New code should use streamEvents() (returns Flux<AgentEvent>). The legacy stream() family (Flux<Event>) is @Deprecated(forRemoval = true) since 2.0.0 — see Message & Event and V1 Migration Guide B.4.

When the parent calls a synchronous subagent via agent_spawn / agent_send, the child’s intermediate events are forwarded live into the parent’s streamEvents() stream.
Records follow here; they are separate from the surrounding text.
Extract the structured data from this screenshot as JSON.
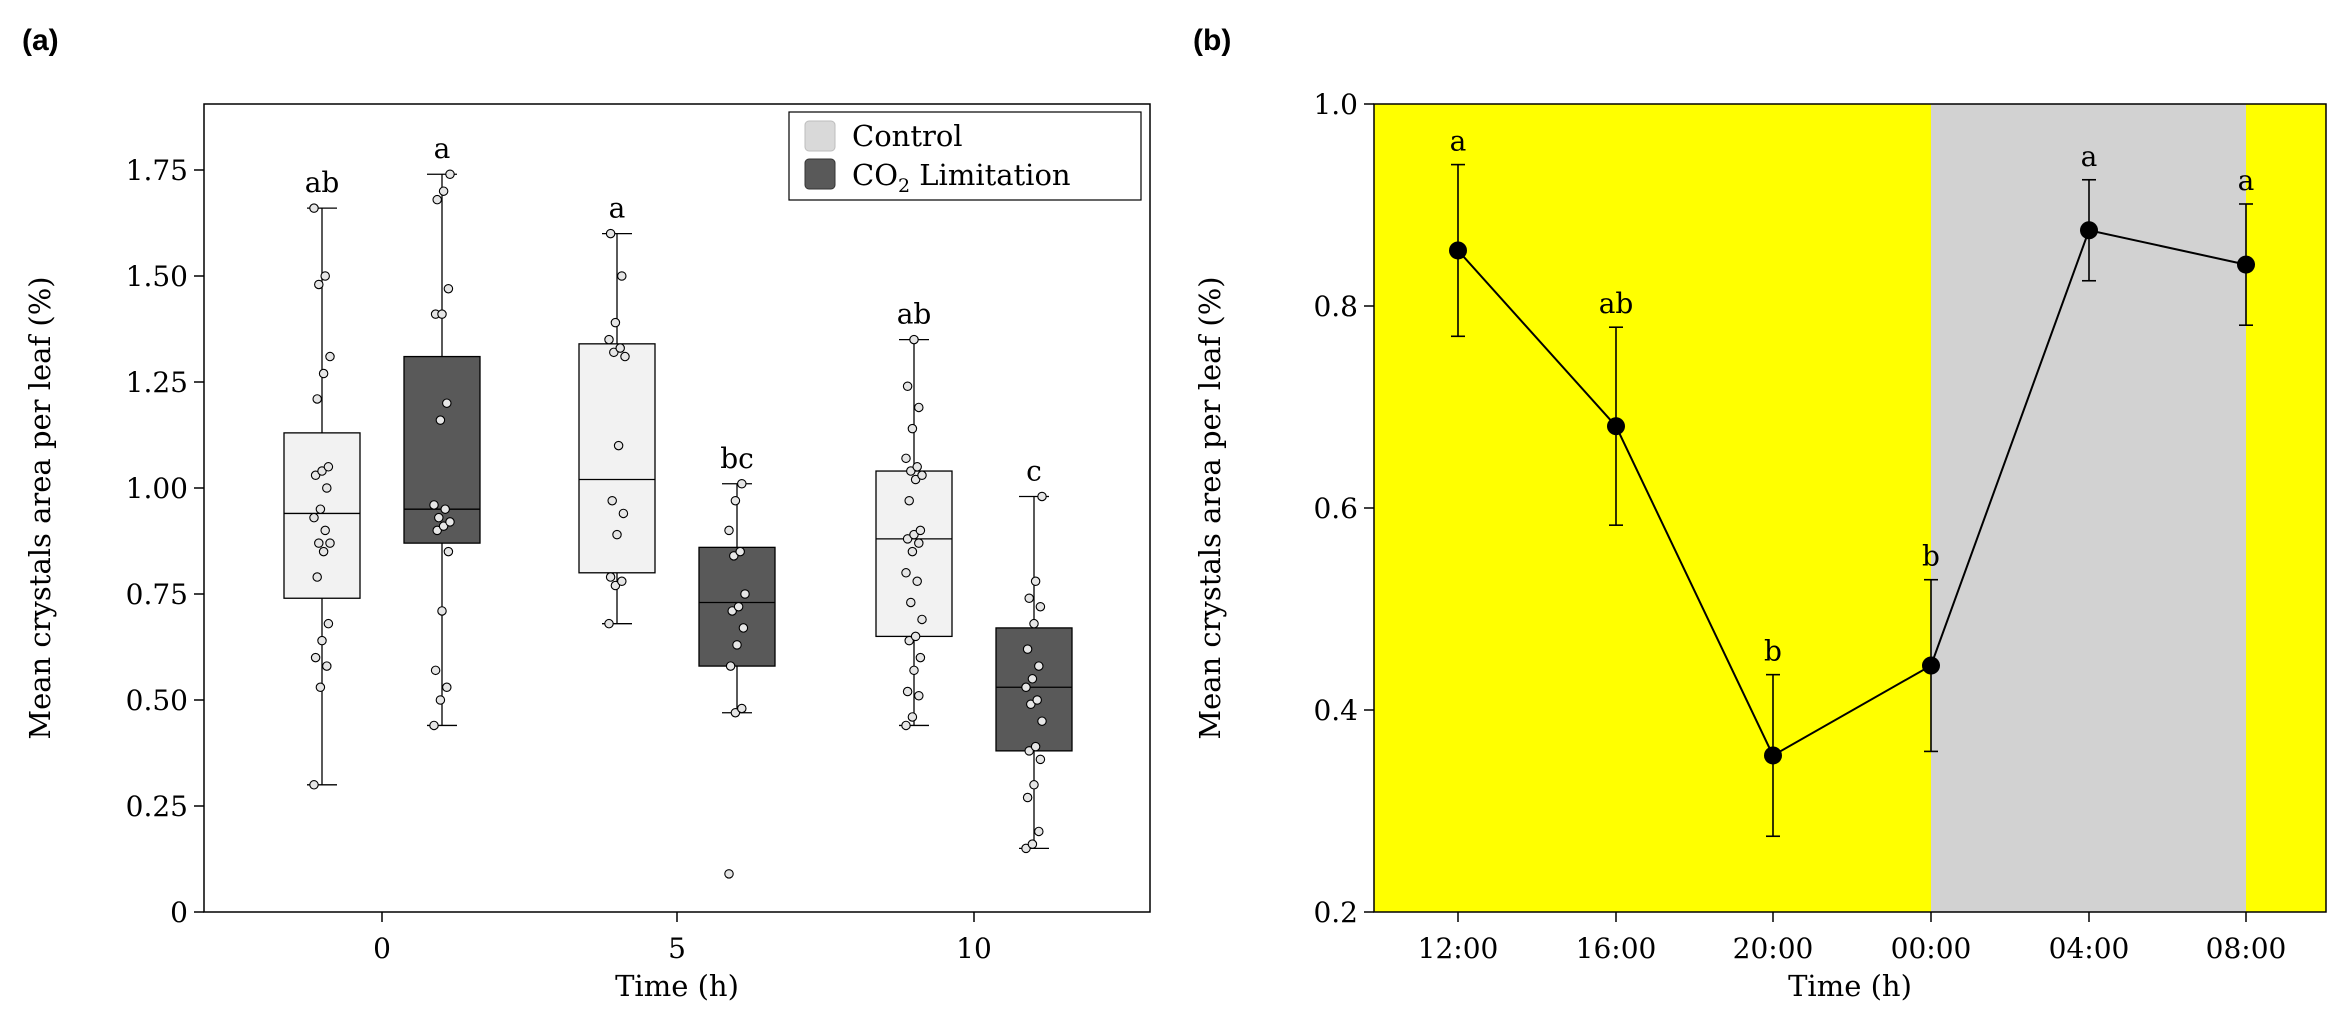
{
  "chart_data": [
    {
      "panel": "(a)",
      "type": "box",
      "xlabel": "Time (h)",
      "ylabel": "Mean crystals area per leaf (%)",
      "ylim": [
        0,
        1.9
      ],
      "yticks": [
        0,
        0.25,
        0.5,
        0.75,
        1.0,
        1.25,
        1.5,
        1.75
      ],
      "ytick_labels": [
        "0",
        "0.25",
        "0.50",
        "0.75",
        "1.00",
        "1.25",
        "1.50",
        "1.75"
      ],
      "categories": [
        "0",
        "5",
        "10"
      ],
      "legend": {
        "position": "top-right",
        "entries": [
          {
            "label": "Control",
            "color": "#d9d9d9"
          },
          {
            "label_main": "CO",
            "label_sub": "2",
            "label_rest": " Limitation",
            "color": "#595959"
          }
        ]
      },
      "series": [
        {
          "group": "Control",
          "fill": "#f2f2f2",
          "boxes": [
            {
              "category": "0",
              "min": 0.3,
              "q1": 0.74,
              "median": 0.94,
              "q3": 1.13,
              "max": 1.66,
              "letter": "ab",
              "points": [
                0.3,
                0.53,
                0.58,
                0.6,
                0.64,
                0.68,
                0.79,
                0.85,
                0.87,
                0.87,
                0.9,
                0.93,
                0.95,
                1.0,
                1.03,
                1.04,
                1.05,
                1.21,
                1.27,
                1.31,
                1.48,
                1.5,
                1.66
              ]
            },
            {
              "category": "5",
              "min": 0.68,
              "q1": 0.8,
              "median": 1.02,
              "q3": 1.34,
              "max": 1.6,
              "letter": "a",
              "points": [
                0.68,
                0.77,
                0.78,
                0.79,
                0.89,
                0.94,
                0.97,
                1.1,
                1.31,
                1.32,
                1.33,
                1.35,
                1.39,
                1.5,
                1.6
              ]
            },
            {
              "category": "10",
              "min": 0.44,
              "q1": 0.65,
              "median": 0.88,
              "q3": 1.04,
              "max": 1.35,
              "letter": "ab",
              "points": [
                0.44,
                0.46,
                0.51,
                0.52,
                0.57,
                0.6,
                0.64,
                0.65,
                0.69,
                0.73,
                0.78,
                0.8,
                0.85,
                0.87,
                0.88,
                0.89,
                0.9,
                0.97,
                1.02,
                1.03,
                1.04,
                1.05,
                1.07,
                1.14,
                1.19,
                1.24,
                1.35
              ]
            }
          ]
        },
        {
          "group": "CO2 Limitation",
          "fill": "#595959",
          "boxes": [
            {
              "category": "0",
              "min": 0.44,
              "q1": 0.87,
              "median": 0.95,
              "q3": 1.31,
              "max": 1.74,
              "letter": "a",
              "points": [
                0.44,
                0.5,
                0.53,
                0.57,
                0.71,
                0.85,
                0.9,
                0.91,
                0.92,
                0.93,
                0.95,
                0.96,
                1.16,
                1.2,
                1.41,
                1.41,
                1.47,
                1.68,
                1.7,
                1.74
              ]
            },
            {
              "category": "5",
              "min": 0.47,
              "q1": 0.58,
              "median": 0.73,
              "q3": 0.86,
              "max": 1.01,
              "letter": "bc",
              "points": [
                0.09,
                0.47,
                0.48,
                0.58,
                0.63,
                0.67,
                0.71,
                0.72,
                0.75,
                0.84,
                0.85,
                0.9,
                0.97,
                1.01
              ]
            },
            {
              "category": "10",
              "min": 0.15,
              "q1": 0.38,
              "median": 0.53,
              "q3": 0.67,
              "max": 0.98,
              "letter": "c",
              "points": [
                0.15,
                0.16,
                0.19,
                0.27,
                0.3,
                0.36,
                0.38,
                0.39,
                0.45,
                0.49,
                0.5,
                0.53,
                0.55,
                0.58,
                0.62,
                0.68,
                0.72,
                0.74,
                0.78,
                0.98
              ]
            }
          ]
        }
      ]
    },
    {
      "panel": "(b)",
      "type": "line",
      "xlabel": "Time (h)",
      "ylabel": "Mean crystals area per leaf (%)",
      "ylim": [
        0.2,
        1.0
      ],
      "yticks": [
        0.2,
        0.4,
        0.6,
        0.8,
        1.0
      ],
      "ytick_labels": [
        "0.2",
        "0.4",
        "0.6",
        "0.8",
        "1.0"
      ],
      "categories": [
        "12:00",
        "16:00",
        "20:00",
        "00:00",
        "04:00",
        "08:00"
      ],
      "light_color": "#ffff00",
      "dark_color": "#d2d2d2",
      "dark_period": [
        "00:00",
        "08:00"
      ],
      "series": [
        {
          "values": [
            0.855,
            0.681,
            0.355,
            0.444,
            0.875,
            0.841
          ],
          "errors": [
            0.085,
            0.098,
            0.08,
            0.085,
            0.05,
            0.06
          ],
          "letters": [
            "a",
            "ab",
            "b",
            "b",
            "a",
            "a"
          ],
          "color": "#000000"
        }
      ]
    }
  ]
}
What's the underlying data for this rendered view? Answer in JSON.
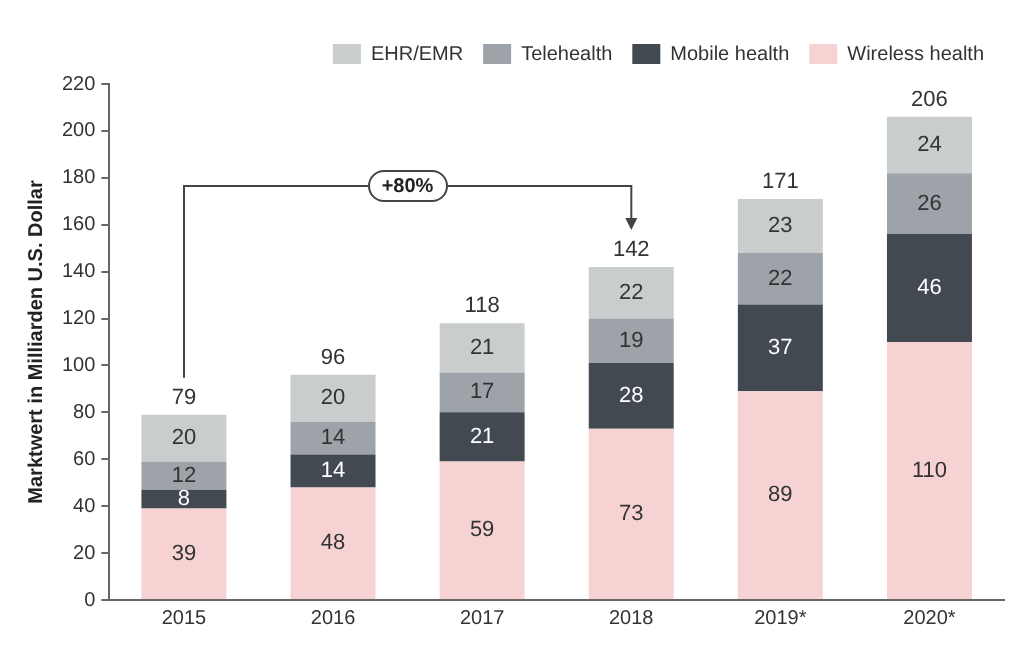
{
  "chart_data": {
    "type": "bar",
    "ylabel": "Marktwert in Milliarden U.S. Dollar",
    "categories": [
      "2015",
      "2016",
      "2017",
      "2018",
      "2019*",
      "2020*"
    ],
    "series": [
      {
        "name": "Wireless health",
        "color": "#f6d2d2",
        "values": [
          39,
          48,
          59,
          73,
          89,
          110
        ]
      },
      {
        "name": "Mobile health",
        "color": "#424951",
        "values": [
          8,
          14,
          21,
          28,
          37,
          46
        ]
      },
      {
        "name": "Telehealth",
        "color": "#9ea3a9",
        "values": [
          12,
          14,
          17,
          19,
          22,
          26
        ]
      },
      {
        "name": "EHR/EMR",
        "color": "#c9cdcd",
        "values": [
          20,
          20,
          21,
          22,
          23,
          24
        ]
      }
    ],
    "stacked": true,
    "data_labels": true,
    "totals": [
      "79",
      "96",
      "118",
      "142",
      "171",
      "206"
    ],
    "ylim": [
      0,
      220
    ],
    "yticks": [
      0,
      20,
      40,
      60,
      80,
      100,
      120,
      140,
      160,
      180,
      200,
      220
    ],
    "grid": false,
    "legend": "top right",
    "annotations": [
      "+80%"
    ]
  }
}
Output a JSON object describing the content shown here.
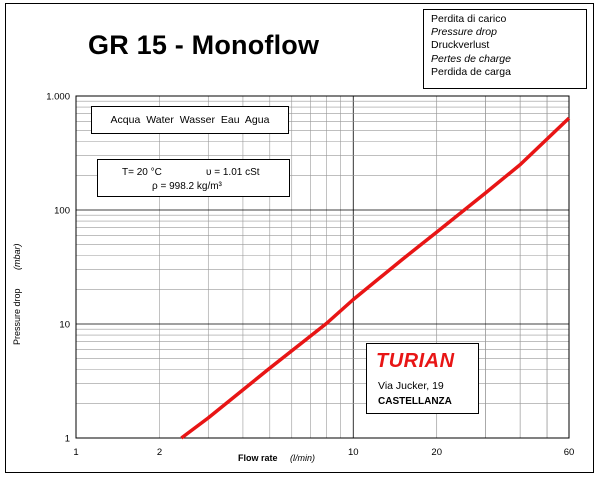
{
  "title": "GR 15 - Monoflow",
  "legend_box": [
    "Perdita di carico",
    "Pressure drop",
    "Druckverlust",
    "Pertes de charge",
    "Perdida de carga"
  ],
  "fluid_label": "Acqua  Water  Wasser  Eau  Agua",
  "properties": {
    "temperature": "T= 20 °C",
    "viscosity": "υ = 1.01  cSt",
    "density": "ρ = 998.2  kg/m³"
  },
  "brand": {
    "name": "TURIAN",
    "street": "Via Jucker, 19",
    "city": "CASTELLANZA"
  },
  "colors": {
    "curve": "#e81515",
    "grid": "#999999",
    "brand": "#e81515"
  },
  "chart_data": {
    "type": "line",
    "xlabel": "Flow rate",
    "xunit": "(l/min)",
    "ylabel": "Pressure drop",
    "yunit": "(mbar)",
    "x_scale": "log",
    "y_scale": "log",
    "xlim": [
      1,
      60
    ],
    "ylim": [
      1,
      1000
    ],
    "x_ticks": [
      1,
      2,
      10,
      20,
      60
    ],
    "x_tick_labels": [
      "1",
      "2",
      "10",
      "20",
      "60"
    ],
    "y_ticks": [
      1,
      10,
      100,
      1000
    ],
    "y_tick_labels": [
      "1",
      "10",
      "100",
      "1.000"
    ],
    "grid": true,
    "series": [
      {
        "x": [
          2.4,
          3,
          5,
          8,
          10,
          15,
          20,
          30,
          40,
          60
        ],
        "y": [
          1,
          1.5,
          4.1,
          10.1,
          16.4,
          36.7,
          64,
          141,
          250,
          640
        ]
      }
    ]
  }
}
Each child event carries a source field (a /-separated path like "main/researcher") so you can tell parent events (source == null) from child events.

caller
  └─ parent.streamEvents(msg, ctx)
        │
        ├─ AGENT_START                            ← parent starts
        ├─ TEXT_BLOCK_DELTA …                     ← parent reasoning
        ├─ TOOL_CALL_START "agent_spawn"
        │
        │  [child spawned]
        ├─ AGENT_START          (source="main/researcher")  ← child starts
        ├─ TEXT_BLOCK_DELTA …   (source="main/researcher")  ← child reasoning
        ├─ TOOL_CALL_START …    (source="main/researcher")
        ├─ TOOL_RESULT_END …   (source="main/researcher")
        ├─ AGENT_END            (source="main/researcher")  ← child done
        │  [agent_spawn returns; child result → parent TOOL_RESULT]
        │
        ├─ TOOL_RESULT_END                        ← parent receives tool result
        ├─ TEXT_BLOCK_DELTA …                     ← parent second round
        └─ AGENT_END                              ← parent done

Using `streamEvents()` (recommended)¶

parent.streamEvents(new UserMessage(message), ctx)
    .doOnNext(event -> {
        String src = event.getSource();
        String prefix = (src != null) ? "[" + src + "] " : "";

        if (event.getType() == AgentEventType.TEXT_BLOCK_DELTA) {
            System.out.print(prefix + ((TextBlockDeltaEvent) event).getDelta());
        } else if (event.getType() == AgentEventType.TOOL_CALL_START) {
            System.out.println(prefix + "[tool] " + ((ToolCallStartEvent) event).getToolCallName());
        } else if (event.getType() == AgentEventType.AGENT_START) {
            if (src != null) System.out.println("── child started: " + src);
        } else if (event.getType() == AgentEventType.AGENT_END) {
            if (src != null) System.out.println("── child finished: " + src);
        }
    })
    .blockLast();

Distinguish parent vs child events:

// parent events only
events.filter(e -> e.getSource() == null).subscribe(…);

// child events only
events.filter(e -> e.getSource() != null).subscribe(…);

// events from a specific child
events.filter(e -> e.getSource() != null && e.getSource().contains("researcher")).subscribe(…);

SSE forwarding¶

@GetMapping(value = "/chat", produces = MediaType.TEXT_EVENT_STREAM_VALUE)
public Flux<ServerSentEvent<String>> chat(@RequestParam String message,
                                          @RequestParam String sessionId) {
    RuntimeContext ctx = RuntimeContext.builder().sessionId(sessionId).build();
    return agent.streamEvents(new UserMessage(message), ctx)
            .map(event -> {
                Map<String, Object> payload = new LinkedHashMap<>();
                payload.put("type", event.getType().name());
                payload.put("id",   event.getId());
                if (event.getSource() != null) {
                    payload.put("source", event.getSource());
                }
                if (event instanceof TextBlockDeltaEvent delta) {
                    payload.put("delta", delta.getDelta());
                } else if (event instanceof ToolCallStartEvent start) {
                    payload.put("toolName", start.getToolCallName());
                }
                return ServerSentEvent.<String>builder()
                        .data(objectMapper.writeValueAsString(payload))
                        .build();
            });
}

Behavior boundaries¶

Scenario	Live forwarding?
`streamEvents()` + synchronous local child (`timeout_seconds > 0`)	✔
`call()` mode (non-streaming)	✗ (child result returns as `tool_result` string)
`timeout_seconds = 0` background task	✗ (result pushed via reverse notification to parent’s next round)
Remote subagent (Agent Protocol)	✗

Error handling¶

When a child throws internally, the framework captures it and writes a TOOL_RESULT back to the parent. It does not propagate onError into the parent stream — child failures don’t break the parent. If the parent stream itself errors, use standard Reactor semantics (onErrorResume, etc.).